Il circule des bruits d'offensive; la nuit est assez calme. Dans la matinée, toujours quelques obus. A midi, la préparation du coup de main commence ; cela marche bien. Nous déjeunons pendant ce temps là. Au bout de vingt minutes arrivent les premiers blessés. POUZET passe comme un fou car un de ses stocks a éclaté et a réduit en bouillie trois malheureux types ; le petit JOUAN est blessé légèrement. Les types de la 2e ramènent 6 prisonniers et une mitraillette ; ils ont l'air d'avoir  chaud. Il n'y a de réaction que vers deux heures ; les 105 tombent sur la gauche de DELMAS. Avec DESCARPENTRIES, nous allons à Vallent en compagnie de CULAN. On termine par un bridge. Nous rentrons, tout est calme. Pendant le diner, on annonce à DESCARPENTRIES qu'il part en permission aussi il s'en va en vitesse.
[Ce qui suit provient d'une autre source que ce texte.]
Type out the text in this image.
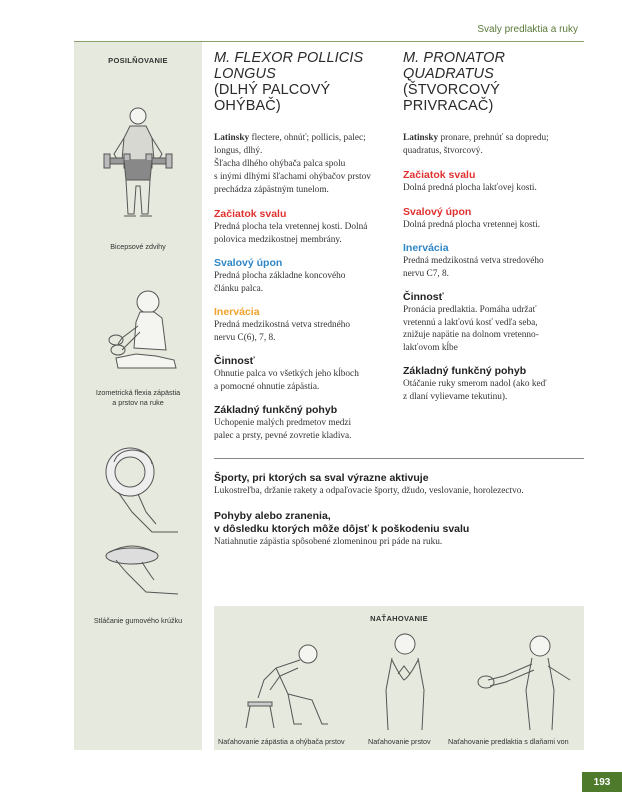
Svaly predlaktia a ruky
POSILŇOVANIE
Bicepsové zdvihy
Izometrická flexia zápästia
a prstov na ruke
Stláčanie gumového krúžku
M. FLEXOR POLLICIS LONGUS
(DLHÝ PALCOVÝ OHÝBAČ)
Latinsky flectere, ohnúť; pollicis, palec;
longus, dlhý.
Šľacha dlhého ohýbača palca spolu
s inými dlhými šľachami ohýbačov prstov
prechádza zápästným tunelom.
Začiatok svalu
Predná plocha tela vretennej kosti. Dolná
polovica medzikostnej membrány.
Svalový úpon
Predná plocha základne koncového
článku palca.
Inervácia
Predná medzikostná vetva stredného
nervu C(6), 7, 8.
Činnosť
Ohnutie palca vo všetkých jeho kĺboch
a pomocné ohnutie zápästia.
Základný funkčný pohyb
Uchopenie malých predmetov medzi
palec a prsty, pevné zovretie kladiva.
M. PRONATOR QUADRATUS
(ŠTVORCOVÝ PRIVRACAČ)
Latinsky pronare, prehnúť sa dopredu;
quadratus, štvorcový.
Začiatok svalu
Dolná predná plocha lakťovej kosti.
Svalový úpon
Dolná predná plocha vretennej kosti.
Inervácia
Predná medzikostná vetva stredového
nervu C7, 8.
Činnosť
Pronácia predlaktia. Pomáha udržať
vretennú a lakťovú kosť vedľa seba,
znižuje napätie na dolnom vretenno-
lakťovom kĺbe
Základný funkčný pohyb
Otáčanie ruky smerom nadol (ako keď
z dlaní vylievame tekutinu).
Športy, pri ktorých sa sval výrazne aktivuje
Lukostreľba, držanie rakety a odpaľovacie športy, džudo, veslovanie, horolezectvo.
Pohyby alebo zranenia,
v dôsledku ktorých môže dôjsť k poškodeniu svalu
Natiahnutie zápästia spôsobené zlomeninou pri páde na ruku.
NAŤAHOVANIE
Naťahovanie zápästia a ohýbača prstov	Naťahovanie prstov Naťahovanie predlaktia s dlaňami von
193
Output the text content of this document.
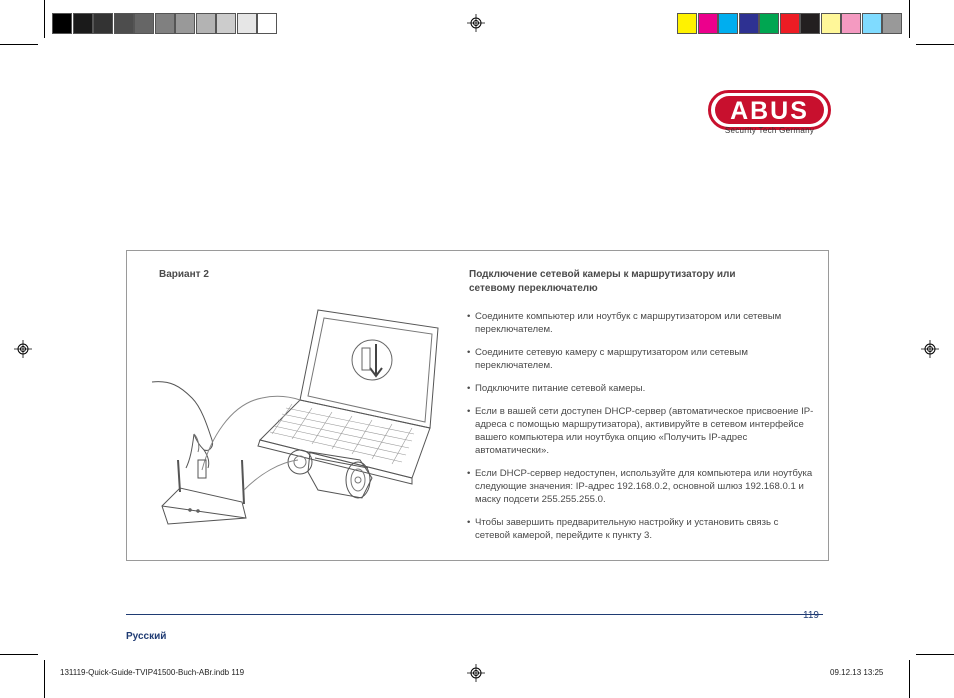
ABUS
Security Tech Germany
Вариант 2	Подключение сетевой камеры к маршрутизатору или сетевому переключателю
• Соедините компьютер или ноутбук с маршрутизатором или сетевым переключателем.
• Соедините сетевую камеру с маршрутизатором или сетевым переключателем.
• Подключите питание сетевой камеры.
• Если в вашей сети доступен DHCP-сервер (автоматическое присвоение IP-адреса с помощью маршрутизатора), активируйте в сетевом интерфейсе вашего компьютера или ноутбука опцию «Получить IP-адрес автоматически».
• Если DHCP-сервер недоступен, используйте для компьютера или ноутбука следующие значения: IP-адрес 192.168.0.2, основной шлюз 192.168.0.1 и маску подсети 255.255.255.0.
• Чтобы завершить предварительную настройку и установить связь с сетевой камерой, перейдите к пункту 3.
119
Русский
131119-Quick-Guide-TVIP41500-Buch-ABr.indb 119	09.12.13 13:25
Je me transporte au P.C. A la tombée de la nuit, je vais voir les travailleurs et je pousse jusqu'au 174. Le Commandant de  Compagnie est dans une maison pépère ; il m'offre le café. Je rentre. A 11 h, arrive un ordre d'alerte générale, on s'attend à une attaque. Je ne dors  pas de  la nuit.

1006 samedi 6

Mon diner ne coule pas. Vers 3 h 15 et pendant une heure, il tombe une quantité d'obus à gaz vers Eloup. Même séance vers 5 heures. Je  m'endors tout de  même. A 8 heures, l'agent de liaison du Bataillon vient me réveiller. En qualité de  Commandant de  la Compagnie, je vais au Bataillon où l'on s'explique sur un nouveau dispositif. Puis je  pars pour le bois de Veuilly avec le Capitaine. MERLIN. Il fait  très chaud. Nous déjeunons  avec le 1er Bataillon  et nous causons des consignes. Puis nous rentrons ; en passant  dans le Bois Baron, nous recevons des 77. J'arrive en nage. Ensuite, je m'envoie une trentaine de signatures ! Je fais partir la Compagnie à 5 heures. Tout se passe bien et nous arrivons sur le grand layon du bois de Veuilly sans incident ; je rencontre BIRON. Je dîne avec la 1ère ; rien de très folichon ! Puis je regarde les types du 2e Bataillon qui monte. Je me couche lorsqu'il fait nuit.  Toute la nuit, il tombe des obus.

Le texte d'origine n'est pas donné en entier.